The third witness is Paul, who has the holy audacity to exhort the saints in Philippi: "Be anxious for nothing." In an atmosphere charged with hostility and persecution, this prisoner of the Lord is undaunted. Some folks regard Paul as an intellectual. Is he talking theory here? Is this an academic ideal divorced from the stern realities of life?
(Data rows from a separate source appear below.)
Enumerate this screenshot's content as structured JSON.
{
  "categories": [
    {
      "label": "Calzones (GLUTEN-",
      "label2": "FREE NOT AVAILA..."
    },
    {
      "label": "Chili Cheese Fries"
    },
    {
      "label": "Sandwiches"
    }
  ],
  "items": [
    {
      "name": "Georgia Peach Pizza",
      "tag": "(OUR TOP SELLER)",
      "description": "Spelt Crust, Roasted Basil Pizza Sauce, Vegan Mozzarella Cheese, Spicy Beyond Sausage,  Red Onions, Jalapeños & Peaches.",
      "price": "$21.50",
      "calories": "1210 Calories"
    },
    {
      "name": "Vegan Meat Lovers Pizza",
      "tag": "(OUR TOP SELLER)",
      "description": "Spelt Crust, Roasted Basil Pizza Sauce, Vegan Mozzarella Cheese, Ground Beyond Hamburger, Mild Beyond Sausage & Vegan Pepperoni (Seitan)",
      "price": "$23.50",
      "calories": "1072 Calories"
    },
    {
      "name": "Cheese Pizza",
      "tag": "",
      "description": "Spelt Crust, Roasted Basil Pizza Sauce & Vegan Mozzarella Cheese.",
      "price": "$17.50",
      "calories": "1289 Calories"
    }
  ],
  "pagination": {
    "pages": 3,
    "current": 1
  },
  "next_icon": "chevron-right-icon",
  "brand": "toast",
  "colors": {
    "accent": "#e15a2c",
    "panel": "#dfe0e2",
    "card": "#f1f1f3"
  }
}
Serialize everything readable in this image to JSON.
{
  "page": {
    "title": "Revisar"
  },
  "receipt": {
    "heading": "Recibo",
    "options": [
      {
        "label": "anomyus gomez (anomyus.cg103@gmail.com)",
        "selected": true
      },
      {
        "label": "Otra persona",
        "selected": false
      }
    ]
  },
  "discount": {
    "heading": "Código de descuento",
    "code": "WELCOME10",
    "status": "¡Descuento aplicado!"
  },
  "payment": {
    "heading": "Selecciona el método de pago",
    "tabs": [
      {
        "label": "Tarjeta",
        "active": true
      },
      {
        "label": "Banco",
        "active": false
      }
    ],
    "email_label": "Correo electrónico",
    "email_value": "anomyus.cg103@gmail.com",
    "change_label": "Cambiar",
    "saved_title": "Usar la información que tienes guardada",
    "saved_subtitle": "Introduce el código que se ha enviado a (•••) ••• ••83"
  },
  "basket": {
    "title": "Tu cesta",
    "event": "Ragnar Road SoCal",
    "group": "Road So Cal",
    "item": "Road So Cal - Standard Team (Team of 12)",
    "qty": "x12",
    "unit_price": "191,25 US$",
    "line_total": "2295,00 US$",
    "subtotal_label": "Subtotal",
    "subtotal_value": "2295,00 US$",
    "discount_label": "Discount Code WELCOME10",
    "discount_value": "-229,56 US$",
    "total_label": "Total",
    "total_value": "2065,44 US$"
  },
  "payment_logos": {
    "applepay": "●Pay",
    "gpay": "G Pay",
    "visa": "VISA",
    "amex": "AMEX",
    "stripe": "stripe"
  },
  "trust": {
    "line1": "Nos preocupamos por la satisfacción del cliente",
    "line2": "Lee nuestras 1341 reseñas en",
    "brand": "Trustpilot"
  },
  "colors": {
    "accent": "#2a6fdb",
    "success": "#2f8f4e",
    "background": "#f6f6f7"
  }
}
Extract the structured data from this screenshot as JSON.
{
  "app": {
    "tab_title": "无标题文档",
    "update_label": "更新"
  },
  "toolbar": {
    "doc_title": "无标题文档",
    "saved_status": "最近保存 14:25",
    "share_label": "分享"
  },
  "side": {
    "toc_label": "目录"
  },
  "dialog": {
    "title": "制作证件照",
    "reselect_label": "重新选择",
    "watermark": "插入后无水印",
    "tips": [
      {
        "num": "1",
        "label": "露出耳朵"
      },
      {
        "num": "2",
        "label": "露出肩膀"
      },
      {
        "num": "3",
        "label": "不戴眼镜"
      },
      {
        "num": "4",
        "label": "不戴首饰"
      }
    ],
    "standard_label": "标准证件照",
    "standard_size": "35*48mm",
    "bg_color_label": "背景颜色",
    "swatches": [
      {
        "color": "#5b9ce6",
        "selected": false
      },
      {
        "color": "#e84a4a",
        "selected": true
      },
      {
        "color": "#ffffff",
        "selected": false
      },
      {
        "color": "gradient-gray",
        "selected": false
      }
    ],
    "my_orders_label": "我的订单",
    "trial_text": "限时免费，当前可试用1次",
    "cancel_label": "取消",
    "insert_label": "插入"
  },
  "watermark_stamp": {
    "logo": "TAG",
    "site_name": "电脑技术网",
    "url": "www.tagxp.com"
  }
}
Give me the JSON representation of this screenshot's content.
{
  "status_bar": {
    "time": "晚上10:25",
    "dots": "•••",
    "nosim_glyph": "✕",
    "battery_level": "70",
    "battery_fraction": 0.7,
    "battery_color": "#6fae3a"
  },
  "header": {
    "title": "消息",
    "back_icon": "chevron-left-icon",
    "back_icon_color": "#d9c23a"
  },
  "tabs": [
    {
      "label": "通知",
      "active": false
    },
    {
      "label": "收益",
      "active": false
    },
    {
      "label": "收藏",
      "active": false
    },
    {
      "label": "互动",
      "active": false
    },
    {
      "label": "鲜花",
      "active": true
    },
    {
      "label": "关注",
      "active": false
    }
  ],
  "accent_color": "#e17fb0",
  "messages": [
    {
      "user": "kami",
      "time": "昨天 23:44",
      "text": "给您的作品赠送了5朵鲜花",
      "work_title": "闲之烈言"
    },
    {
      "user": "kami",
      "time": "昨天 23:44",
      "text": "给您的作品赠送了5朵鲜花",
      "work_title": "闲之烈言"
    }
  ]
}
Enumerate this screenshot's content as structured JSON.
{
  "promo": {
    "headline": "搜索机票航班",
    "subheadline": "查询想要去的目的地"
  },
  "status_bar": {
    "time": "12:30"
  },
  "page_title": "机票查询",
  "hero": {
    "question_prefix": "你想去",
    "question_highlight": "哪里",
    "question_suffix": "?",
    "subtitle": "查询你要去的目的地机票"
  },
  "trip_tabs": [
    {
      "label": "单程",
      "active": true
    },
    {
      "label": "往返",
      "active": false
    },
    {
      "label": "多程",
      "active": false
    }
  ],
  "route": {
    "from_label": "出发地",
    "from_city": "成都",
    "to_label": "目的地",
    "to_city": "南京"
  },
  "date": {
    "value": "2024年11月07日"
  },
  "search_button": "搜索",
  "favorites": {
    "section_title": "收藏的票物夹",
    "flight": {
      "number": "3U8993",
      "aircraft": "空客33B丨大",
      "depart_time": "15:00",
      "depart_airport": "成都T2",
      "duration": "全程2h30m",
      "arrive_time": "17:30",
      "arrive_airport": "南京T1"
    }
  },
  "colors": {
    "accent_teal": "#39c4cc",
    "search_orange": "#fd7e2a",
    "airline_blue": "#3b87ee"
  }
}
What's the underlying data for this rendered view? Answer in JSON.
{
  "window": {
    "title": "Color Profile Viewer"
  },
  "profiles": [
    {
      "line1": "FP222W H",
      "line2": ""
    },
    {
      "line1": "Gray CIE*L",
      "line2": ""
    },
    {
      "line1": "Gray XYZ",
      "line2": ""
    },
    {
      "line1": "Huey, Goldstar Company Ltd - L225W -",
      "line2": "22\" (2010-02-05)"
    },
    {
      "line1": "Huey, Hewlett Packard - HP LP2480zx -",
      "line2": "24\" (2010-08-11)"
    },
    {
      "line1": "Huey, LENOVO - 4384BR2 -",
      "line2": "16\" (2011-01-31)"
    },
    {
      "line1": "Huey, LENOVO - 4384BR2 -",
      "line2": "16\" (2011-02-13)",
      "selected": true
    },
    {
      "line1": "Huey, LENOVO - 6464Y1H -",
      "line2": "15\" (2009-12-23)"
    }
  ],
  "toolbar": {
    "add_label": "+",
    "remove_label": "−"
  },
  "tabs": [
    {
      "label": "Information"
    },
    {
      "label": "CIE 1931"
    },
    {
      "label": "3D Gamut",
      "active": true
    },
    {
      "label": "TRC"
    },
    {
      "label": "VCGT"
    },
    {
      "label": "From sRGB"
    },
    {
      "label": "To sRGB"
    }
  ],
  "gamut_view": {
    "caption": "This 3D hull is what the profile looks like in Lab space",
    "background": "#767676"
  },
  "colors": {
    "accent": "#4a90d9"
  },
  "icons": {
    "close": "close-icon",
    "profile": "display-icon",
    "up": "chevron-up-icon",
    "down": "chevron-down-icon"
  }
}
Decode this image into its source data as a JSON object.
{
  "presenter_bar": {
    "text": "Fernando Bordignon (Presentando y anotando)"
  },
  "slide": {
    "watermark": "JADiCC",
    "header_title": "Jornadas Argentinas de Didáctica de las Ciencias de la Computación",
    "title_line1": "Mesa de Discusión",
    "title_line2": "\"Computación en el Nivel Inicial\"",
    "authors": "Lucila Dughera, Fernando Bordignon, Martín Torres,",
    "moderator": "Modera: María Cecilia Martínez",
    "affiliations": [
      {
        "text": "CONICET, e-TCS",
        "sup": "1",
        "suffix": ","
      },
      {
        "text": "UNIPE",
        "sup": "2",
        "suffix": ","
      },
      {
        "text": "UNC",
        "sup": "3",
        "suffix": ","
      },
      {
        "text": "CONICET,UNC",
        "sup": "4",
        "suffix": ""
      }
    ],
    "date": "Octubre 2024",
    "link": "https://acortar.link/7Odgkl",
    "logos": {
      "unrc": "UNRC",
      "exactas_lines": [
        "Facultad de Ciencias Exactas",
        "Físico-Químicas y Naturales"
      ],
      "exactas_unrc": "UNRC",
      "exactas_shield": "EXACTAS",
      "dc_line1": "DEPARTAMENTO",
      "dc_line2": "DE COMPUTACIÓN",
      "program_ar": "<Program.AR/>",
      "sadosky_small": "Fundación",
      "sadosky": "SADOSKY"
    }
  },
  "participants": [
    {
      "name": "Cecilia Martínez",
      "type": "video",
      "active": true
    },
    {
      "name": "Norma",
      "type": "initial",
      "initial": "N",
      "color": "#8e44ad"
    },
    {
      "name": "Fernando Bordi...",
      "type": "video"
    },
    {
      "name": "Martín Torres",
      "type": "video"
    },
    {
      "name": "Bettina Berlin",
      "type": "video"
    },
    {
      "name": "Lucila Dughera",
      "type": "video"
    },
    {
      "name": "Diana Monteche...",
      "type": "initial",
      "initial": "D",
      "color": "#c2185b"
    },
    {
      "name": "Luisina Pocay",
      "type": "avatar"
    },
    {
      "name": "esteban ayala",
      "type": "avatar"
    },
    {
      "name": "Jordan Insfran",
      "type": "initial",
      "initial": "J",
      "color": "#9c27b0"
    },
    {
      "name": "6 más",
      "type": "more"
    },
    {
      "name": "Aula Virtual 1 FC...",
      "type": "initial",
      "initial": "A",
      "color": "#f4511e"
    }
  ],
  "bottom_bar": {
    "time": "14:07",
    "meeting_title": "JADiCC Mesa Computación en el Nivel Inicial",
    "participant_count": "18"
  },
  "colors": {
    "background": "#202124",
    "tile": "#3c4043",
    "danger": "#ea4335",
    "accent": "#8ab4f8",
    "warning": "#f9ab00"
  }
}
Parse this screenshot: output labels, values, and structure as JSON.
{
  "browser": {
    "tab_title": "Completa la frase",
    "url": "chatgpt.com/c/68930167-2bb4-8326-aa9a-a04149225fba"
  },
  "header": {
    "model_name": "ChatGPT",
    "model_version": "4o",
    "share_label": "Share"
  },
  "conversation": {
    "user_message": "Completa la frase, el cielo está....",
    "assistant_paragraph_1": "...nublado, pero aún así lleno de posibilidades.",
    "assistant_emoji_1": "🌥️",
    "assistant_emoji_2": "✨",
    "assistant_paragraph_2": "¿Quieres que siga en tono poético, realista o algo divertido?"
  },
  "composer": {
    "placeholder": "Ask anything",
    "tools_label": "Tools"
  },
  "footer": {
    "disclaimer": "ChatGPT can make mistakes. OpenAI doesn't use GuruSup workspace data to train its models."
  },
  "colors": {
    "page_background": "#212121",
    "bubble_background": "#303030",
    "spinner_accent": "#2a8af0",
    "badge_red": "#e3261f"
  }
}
Look deep into the apostle's life. Causes for anxiety there were in abundance. He was misunderstood by his brethren, his physical appearance was despised, he suffered from an incurable disease, he had the cares of a mighty parish upon his soul. Out of this shadow-stressed background, rises this man of faith, prepared to praise in the midnight gloom. With the challenging counsel to be careful for nothing, he couples an exhortation to be thankful for everything, investing each circumstance with the aura of prayer.
In the activity of prayer, the problem is spread out before God. It is identified in its true proportions, but more than that, it is brought into the perspective of the sanctuary. In the reckoning of God, our light affliction which is but for a moment, worketh for us a far more exceeding and eternal weight of glory (2 Cor. 4: 17).
It is not without significance that the only other occurrence of the word ‘light' is in Matt. 11: 30, where our Lord says, "My yoke is easy and My burden is light." The burden so heavy when accepted as from Him is borne in His strength and by a mysterious alchemy becomes light.
The opening year may call many of us through test and stress personal and searching. Blessed is the man who trusteth in Thee. Blessed is the man whose strength is in Thee.